Hey I know the games already fucked up anyway so let’s find other ways to really take the enjoyment away from fans.
" Two studies have provided a window into absolute risk in one highly exposed population, NFL players. In 2017, the Boston University CTE Center published that of the first 111 brains donated from former NFL players, 110 of them had CTE. Using those 110 subjects with CTE as the numerator, and the 1,142 NFL players who died during the study period (February 2008–May 2016) as the denominator, Binney and Bachynski concluded the minimum prevalence of CTE is 9.6% among NFL players (50). Alternatively, Finkel and Bieniek (51) selected for their denominator the 711 players who entered the NFL between 1963 and 2008 and died by June 2014, concluding a 15.5% prevalence was an accurate snapshot of the current prevalence of death with CTE among all NFL players who had already died of any cause."
that’s an insanely high number. 110 of the 111 donated ex-NFL brains examined in that study had Chronic traumatic encephalopathy (CTE)
and then this.
Another example of coherence is found in the extreme difference between the number of known CTE cases among males and females. Bieniek et al. studied 750 brains of athletes and non-athletes, and identified 21 cases of CTE, all in males (43). Their experience is consistent with the experience of all other brain banks: while hundreds of male football players have been confirmed to have CTE by Dr.

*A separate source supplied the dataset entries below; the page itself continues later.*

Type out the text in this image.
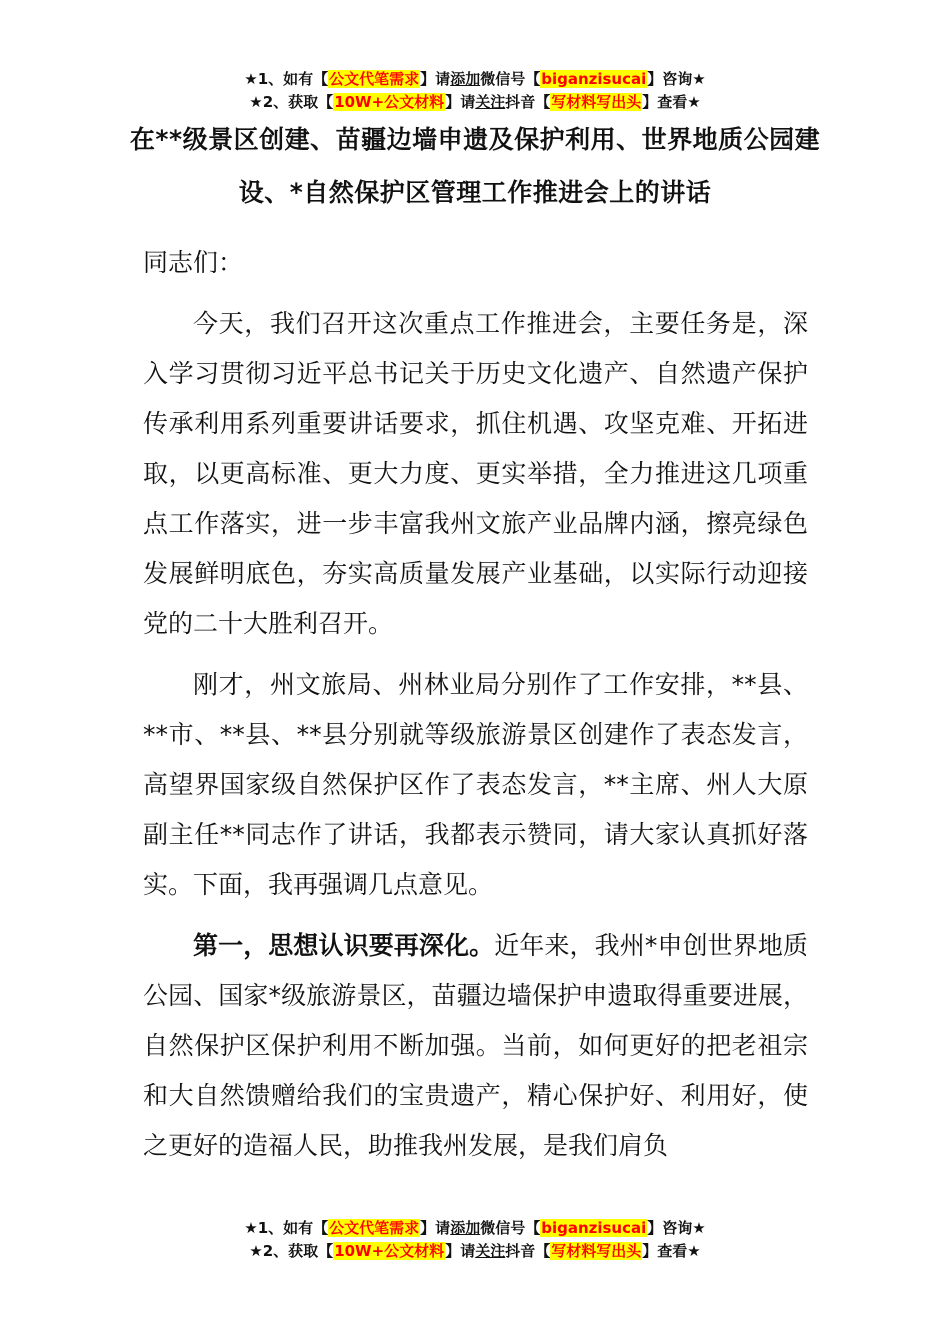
★1、如有【公文代笔需求】请添加微信号【biganzisucai】咨询★
★2、获取【10W+公文材料】请关注抖音【写材料写出头】查看★
在**级景区创建、苗疆边墙申遗及保护利用、世界地质公园建设、*自然保护区管理工作推进会上的讲话

同志们：

今天，我们召开这次重点工作推进会，主要任务是，深入学习贯彻习近平总书记关于历史文化遗产、自然遗产保护传承利用系列重要讲话要求，抓住机遇、攻坚克难、开拓进取，以更高标准、更大力度、更实举措，全力推进这几项重点工作落实，进一步丰富我州文旅产业品牌内涵，擦亮绿色发展鲜明底色，夯实高质量发展产业基础，以实际行动迎接党的二十大胜利召开。

刚才，州文旅局、州林业局分别作了工作安排，**县、**市、**县、**县分别就等级旅游景区创建作了表态发言，高望界国家级自然保护区作了表态发言，**主席、州人大原副主任**同志作了讲话，我都表示赞同，请大家认真抓好落实。下面，我再强调几点意见。

第一，思想认识要再深化。近年来，我州*申创世界地质公园、国家*级旅游景区，苗疆边墙保护申遗取得重要进展，自然保护区保护利用不断加强。当前，如何更好的把老祖宗和大自然馈赠给我们的宝贵遗产，精心保护好、利用好，使之更好的造福人民，助推我州发展，是我们肩负

★1、如有【公文代笔需求】请添加微信号【biganzisucai】咨询★
★2、获取【10W+公文材料】请关注抖音【写材料写出头】查看★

Ann McKee at the VA-BU-CLF Brain Bank alone, CTE has yet to be diagnosed in a female athlete worldwide ([81](Frontiers | Applying the Bradford Hill Criteria for Causation to Repetitive Head Impacts and Chronic Traumatic Encephalopathy)).

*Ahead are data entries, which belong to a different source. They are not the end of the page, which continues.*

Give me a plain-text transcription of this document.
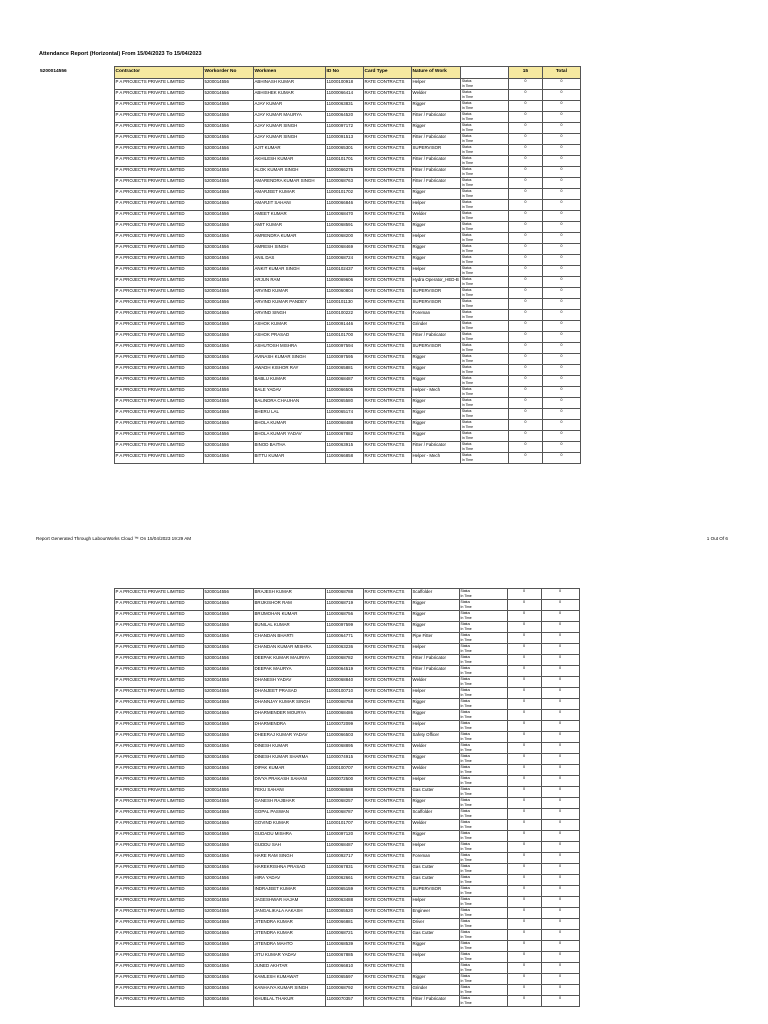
Attendance Report (Horizontal) From 15/04/2023 To 15/04/2023
5200014556	Contractor	Workorder No	Workmen	ID No	Card Type	Nature of Work		15	Total
	P A PROJECTS PRIVATE LIMITED	5200014556	ABHINASH KUMAR	11000100918	RATE CONTRACTS	Helper	Status
In Time	0	0

	P A PROJECTS PRIVATE LIMITED	5200014556	ABHISHEK KUMAR	11000066414	RATE CONTRACTS	Welder	Status
In Time	0	0

	P A PROJECTS PRIVATE LIMITED	5200014556	AJAY KUMAR	11000063831	RATE CONTRACTS	Rigger	Status
In Time	0	0

	P A PROJECTS PRIVATE LIMITED	5200014556	AJAY KUMAR MAURYA	11000064520	RATE CONTRACTS	Fitter / Fabricator	Status
In Time	0	0

	P A PROJECTS PRIVATE LIMITED	5200014556	AJAY KUMAR SINGH	11000097172	RATE CONTRACTS	Rigger	Status
In Time	0	0

	P A PROJECTS PRIVATE LIMITED	5200014556	AJAY KUMAR SINGH	11000091513	RATE CONTRACTS	Fitter / Fabricator	Status
In Time	0	0

	P A PROJECTS PRIVATE LIMITED	5200014556	AJIT KUMAR	11000065301	RATE CONTRACTS	SUPERVISOR	Status
In Time	0	0

	P A PROJECTS PRIVATE LIMITED	5200014556	AKHILESH KUMAR	11000101701	RATE CONTRACTS	Fitter / Fabricator	Status
In Time	0	0

	P A PROJECTS PRIVATE LIMITED	5200014556	ALOK KUMAR SINGH	11000066275	RATE CONTRACTS	Fitter / Fabricator	Status
In Time	0	0

	P A PROJECTS PRIVATE LIMITED	5200014556	AMARENDRA KUMAR SINGH	11000068763	RATE CONTRACTS	Fitter / Fabricator	Status
In Time	0	0

	P A PROJECTS PRIVATE LIMITED	5200014556	AMARJEET KUMAR	11000101702	RATE CONTRACTS	Rigger	Status
In Time	0	0

	P A PROJECTS PRIVATE LIMITED	5200014556	AMARJIT SAHANI	11000066846	RATE CONTRACTS	Helper	Status
In Time	0	0

	P A PROJECTS PRIVATE LIMITED	5200014556	AMEET KUMAR	11000068470	RATE CONTRACTS	Welder	Status
In Time	0	0

	P A PROJECTS PRIVATE LIMITED	5200014556	AMIT KUMAR	11000068591	RATE CONTRACTS	Rigger	Status
In Time	0	0

	P A PROJECTS PRIVATE LIMITED	5200014556	AMRENDRA KUMAR	11000068200	RATE CONTRACTS	Helper	Status
In Time	0	0

	P A PROJECTS PRIVATE LIMITED	5200014556	AMRESH SINGH	11000068469	RATE CONTRACTS	Rigger	Status
In Time	0	0

	P A PROJECTS PRIVATE LIMITED	5200014556	ANIL DAS	11000068724	RATE CONTRACTS	Rigger	Status
In Time	0	0

	P A PROJECTS PRIVATE LIMITED	5200014556	ANKIT KUMAR SINGH	11000102437	RATE CONTRACTS	Helper	Status
In Time	0	0

	P A PROJECTS PRIVATE LIMITED	5200014556	ARJUN RAM	11000069606	RATE CONTRACTS	Hydra Operator_HED-B	Status
In Time	0	0

	P A PROJECTS PRIVATE LIMITED	5200014556	ARVIND KUMAR	11000060804	RATE CONTRACTS	SUPERVISOR	Status
In Time	0	0

	P A PROJECTS PRIVATE LIMITED	5200014556	ARVIND KUMAR PANDEY	11000101130	RATE CONTRACTS	SUPERVISOR	Status
In Time	0	0

	P A PROJECTS PRIVATE LIMITED	5200014556	ARVIND SINGH	11000100222	RATE CONTRACTS	Foreman	Status
In Time	0	0

	P A PROJECTS PRIVATE LIMITED	5200014556	ASHOK KUMAR	11000091446	RATE CONTRACTS	Grinder	Status
In Time	0	0

	P A PROJECTS PRIVATE LIMITED	5200014556	ASHOK PRASAD	11000101700	RATE CONTRACTS	Fitter / Fabricator	Status
In Time	0	0

	P A PROJECTS PRIVATE LIMITED	5200014556	ASHUTOSH MISHRA	11000097594	RATE CONTRACTS	SUPERVISOR	Status
In Time	0	0

	P A PROJECTS PRIVATE LIMITED	5200014556	AVINASH KUMAR SINGH	11000097595	RATE CONTRACTS	Rigger	Status
In Time	0	0

	P A PROJECTS PRIVATE LIMITED	5200014556	AWADH KISHOR RAY	11000065881	RATE CONTRACTS	Rigger	Status
In Time	0	0

	P A PROJECTS PRIVATE LIMITED	5200014556	BABLU KUMAR	11000068487	RATE CONTRACTS	Rigger	Status
In Time	0	0

	P A PROJECTS PRIVATE LIMITED	5200014556	BALE YADAV	11000066505	RATE CONTRACTS	Helper - Mech	Status
In Time	0	0

	P A PROJECTS PRIVATE LIMITED	5200014556	BALINDRA CHAUHAN	11000065580	RATE CONTRACTS	Rigger	Status
In Time	0	0

	P A PROJECTS PRIVATE LIMITED	5200014556	BHERU LAL	11000065174	RATE CONTRACTS	Rigger	Status
In Time	0	0

	P A PROJECTS PRIVATE LIMITED	5200014556	BHOLA KUMAR	11000068488	RATE CONTRACTS	Rigger	Status
In Time	0	0

	P A PROJECTS PRIVATE LIMITED	5200014556	BHOLA KUMAR YADAV	11000067882	RATE CONTRACTS	Rigger	Status
In Time	0	0

	P A PROJECTS PRIVATE LIMITED	5200014556	BINOD BAITHA	11000063915	RATE CONTRACTS	Fitter / Fabricator	Status
In Time	0	0

	P A PROJECTS PRIVATE LIMITED	5200014556	BITTU KUMAR	11000066858	RATE CONTRACTS	Helper - Mech	Status
In Time	0	0
Report Generated Through LabourWorks Cloud ™ On 15/04/2023 19:29 AM	1 Out Of 6
	P A PROJECTS PRIVATE LIMITED	5200014556	BRAJESH KUMAR	11000068788	RATE CONTRACTS	Scaffolder	Status
In Time	0	0

	P A PROJECTS PRIVATE LIMITED	5200014556	BRIJKISHOR RAM	11000068719	RATE CONTRACTS	Rigger	Status
In Time	0	0

	P A PROJECTS PRIVATE LIMITED	5200014556	BRIJMOHAN KUMAR	11000068756	RATE CONTRACTS	Rigger	Status
In Time	0	0

	P A PROJECTS PRIVATE LIMITED	5200014556	BUNILAL KUMAR	11000097599	RATE CONTRACTS	Rigger	Status
In Time	0	0

	P A PROJECTS PRIVATE LIMITED	5200014556	CHANDAN BHARTI	11000064771	RATE CONTRACTS	Pipe Fitter	Status
In Time	0	0

	P A PROJECTS PRIVATE LIMITED	5200014556	CHANDAN KUMAR MISHRA	11000063236	RATE CONTRACTS	Helper	Status
In Time	0	0

	P A PROJECTS PRIVATE LIMITED	5200014556	DEEPAK KUMAR MAURIYA	11000068782	RATE CONTRACTS	Fitter / Fabricator	Status
In Time	0	0

	P A PROJECTS PRIVATE LIMITED	5200014556	DEEPAK MAURYA	11000064519	RATE CONTRACTS	Fitter / Fabricator	Status
In Time	0	0

	P A PROJECTS PRIVATE LIMITED	5200014556	DHANESH YADAV	11000068840	RATE CONTRACTS	Welder	Status
In Time	0	0

	P A PROJECTS PRIVATE LIMITED	5200014556	DHANJEET PRASAD	11000100710	RATE CONTRACTS	Helper	Status
In Time	0	0

	P A PROJECTS PRIVATE LIMITED	5200014556	DHANNJAY KUMAR SINGH	11000068758	RATE CONTRACTS	Rigger	Status
In Time	0	0

	P A PROJECTS PRIVATE LIMITED	5200014556	DHARMENDER MOURYA	11000068486	RATE CONTRACTS	Rigger	Status
In Time	0	0

	P A PROJECTS PRIVATE LIMITED	5200014556	DHARMENDRA	11000072099	RATE CONTRACTS	Helper	Status
In Time	0	0

	P A PROJECTS PRIVATE LIMITED	5200014556	DHEERAJ KUMAR YADAV	11000066503	RATE CONTRACTS	Safety Officer	Status
In Time	0	0

	P A PROJECTS PRIVATE LIMITED	5200014556	DINESH KUMAR	11000068895	RATE CONTRACTS	Welder	Status
In Time	0	0

	P A PROJECTS PRIVATE LIMITED	5200014556	DINESH KUMAR SHARMA	11000074915	RATE CONTRACTS	Rigger	Status
In Time	0	0

	P A PROJECTS PRIVATE LIMITED	5200014556	DIPAK KUMAR	11000100707	RATE CONTRACTS	Welder	Status
In Time	0	0

	P A PROJECTS PRIVATE LIMITED	5200014556	DIVYA PRAKASH SAHANI	11000072500	RATE CONTRACTS	Helper	Status
In Time	0	0

	P A PROJECTS PRIVATE LIMITED	5200014556	FEKU SAHANI	11000068588	RATE CONTRACTS	Gas Cutter	Status
In Time	0	0

	P A PROJECTS PRIVATE LIMITED	5200014556	GANESH RAJBHAR	11000068257	RATE CONTRACTS	Rigger	Status
In Time	0	0

	P A PROJECTS PRIVATE LIMITED	5200014556	GOPAL PASWAN	11000068787	RATE CONTRACTS	Scaffolder	Status
In Time	0	0

	P A PROJECTS PRIVATE LIMITED	5200014556	GOVIND KUMAR	11000101707	RATE CONTRACTS	Welder	Status
In Time	0	0

	P A PROJECTS PRIVATE LIMITED	5200014556	GUDADU MISHRA	11000097120	RATE CONTRACTS	Rigger	Status
In Time	0	0

	P A PROJECTS PRIVATE LIMITED	5200014556	GUDDU SAH	11000068487	RATE CONTRACTS	Helper	Status
In Time	0	0

	P A PROJECTS PRIVATE LIMITED	5200014556	HARE RAM SINGH	11000092717	RATE CONTRACTS	Foreman	Status
In Time	0	0

	P A PROJECTS PRIVATE LIMITED	5200014556	HAREKRISHNA PRASAD	11000067831	RATE CONTRACTS	Gas Cutter	Status
In Time	0	0

	P A PROJECTS PRIVATE LIMITED	5200014556	HIRA YADAV	11000062661	RATE CONTRACTS	Gas Cutter	Status
In Time	0	0

	P A PROJECTS PRIVATE LIMITED	5200014556	INDRAJEET KUMAR	11000065159	RATE CONTRACTS	SUPERVISOR	Status
In Time	0	0

	P A PROJECTS PRIVATE LIMITED	5200014556	JAGESHWAR HAJAM	11000063488	RATE CONTRACTS	Helper	Status
In Time	0	0

	P A PROJECTS PRIVATE LIMITED	5200014556	JANGALIKALA AAKASH	11000065520	RATE CONTRACTS	Engineer	Status
In Time	0	0

	P A PROJECTS PRIVATE LIMITED	5200014556	JITENDRA KUMAR	11000066881	RATE CONTRACTS	Driver	Status
In Time	0	0

	P A PROJECTS PRIVATE LIMITED	5200014556	JITENDRA KUMAR	11000068721	RATE CONTRACTS	Gas Cutter	Status
In Time	0	0

	P A PROJECTS PRIVATE LIMITED	5200014556	JITENDRA MAHTO	11000068539	RATE CONTRACTS	Rigger	Status
In Time	0	0

	P A PROJECTS PRIVATE LIMITED	5200014556	JITU KUMAR YADAV	11000067885	RATE CONTRACTS	Helper	Status
In Time	0	0

	P A PROJECTS PRIVATE LIMITED	5200014556	JUNED AKHTAR	11000066810	RATE CONTRACTS		Status
In Time	0	0

	P A PROJECTS PRIVATE LIMITED	5200014556	KAMLESH KUMAWAT	11000065597	RATE CONTRACTS	Rigger	Status
In Time	0	0

	P A PROJECTS PRIVATE LIMITED	5200014556	KANHAIYA KUMAR SINGH	11000068792	RATE CONTRACTS	Grinder	Status
In Time	0	0

	P A PROJECTS PRIVATE LIMITED	5200014556	KHUBLAL THAKUR	11000070357	RATE CONTRACTS	Fitter / Fabricator	Status
In Time	0	0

Having headed footballs from a young age, I can understand the connection for older generation players.
If you didn’t head those soaking wet leather balls correctly, it was like whiplash at 30 mph.

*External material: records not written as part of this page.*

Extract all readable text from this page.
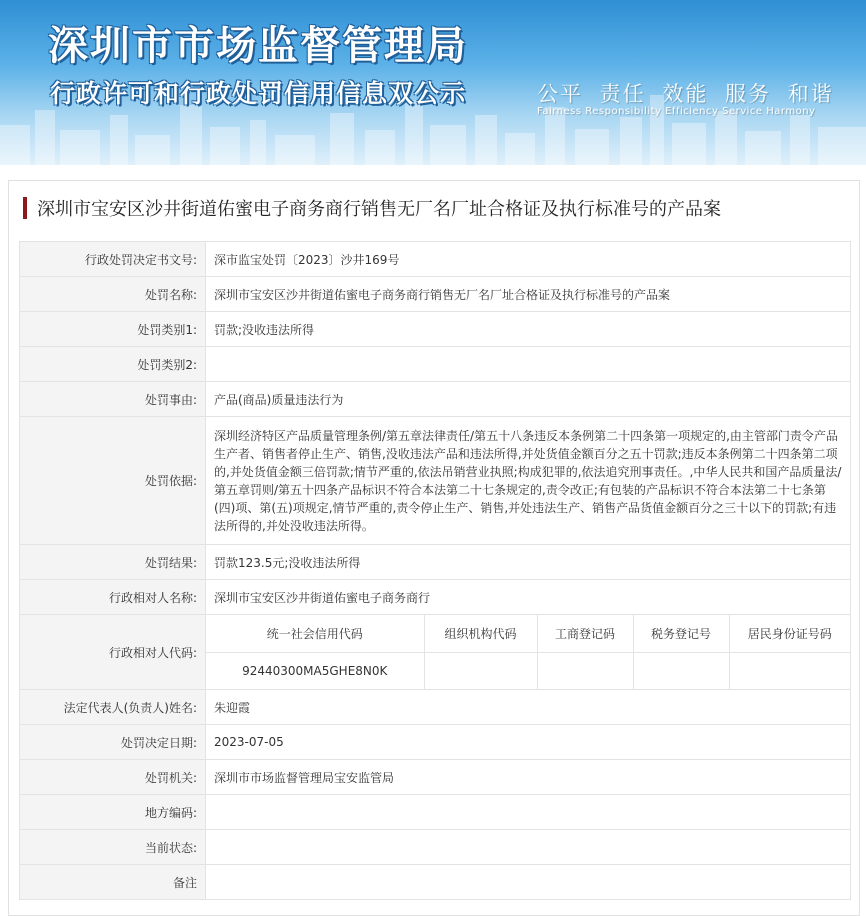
深圳市市场监督管理局
行政许可和行政处罚信用信息双公示	公平 责任 效能 服务 和谐
Fairness Responsibility Efficiency Service Harmony
深圳市宝安区沙井街道佑蜜电子商务商行销售无厂名厂址合格证及执行标准号的产品案
行政处罚决定书文号:	深市监宝处罚〔2023〕沙井169号
处罚名称:	深圳市宝安区沙井街道佑蜜电子商务商行销售无厂名厂址合格证及执行标准号的产品案
处罚类别1:	罚款;没收违法所得
处罚类别2:	
处罚事由:	产品(商品)质量违法行为
处罚依据:	深圳经济特区产品质量管理条例/第五章法律责任/第五十八条违反本条例第二十四条第一项规定的,由主管部门责令产品生产者、销售者停止生产、销售,没收违法产品和违法所得,并处货值金额百分之五十罚款;违反本条例第二十四条第二项的,并处货值金额三倍罚款;情节严重的,依法吊销营业执照;构成犯罪的,依法追究刑事责任。,中华人民共和国产品质量法/第五章罚则/第五十四条产品标识不符合本法第二十七条规定的,责令改正;有包装的产品标识不符合本法第二十七条第(四)项、第(五)项规定,情节严重的,责令停止生产、销售,并处违法生产、销售产品货值金额百分之三十以下的罚款;有违法所得的,并处没收违法所得。
处罚结果:	罚款123.5元;没收违法所得
行政相对人名称:	深圳市宝安区沙井街道佑蜜电子商务商行
行政相对人代码:	
统一社会信用代码	组织机构代码	工商登记码	税务登记号	居民身份证号码
92440300MA5GHE8N0K				

法定代表人(负责人)姓名:	朱迎霞
处罚决定日期:	2023-07-05
处罚机关:	深圳市市场监督管理局宝安监管局
地方编码:	
当前状态:	
备注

I don’t see the modern balls causing the same issues, but obviously can’t back that up with any kind of certainty.
I’ve seen close up the effects of vascular dementia, it’s heart breaking, horrible condition to go through or see loved ones go through.
On smoking, I had a partial amputation of a finger in a work accident in the 90’s.
Prior to having it operated on, I told the nurse I was going outside for a quick smoke.
He said I can’t allow that, as it’s a medical fact that healing takes linger in smokers.
I said listen mate, I’ve smoked for 20 years, one more isn’t making a blind bit of difference, back in 10 minutes.
The games gone, can’t even watch the lads head the ball on certain days in training anymore
Ok.
World Cup 2030
There will be no heading the football.
Get videos of South Koreas beautiful second goal yesterday (sent to me by my mate)…
A thing of beauty that will soon be outlawed in the game.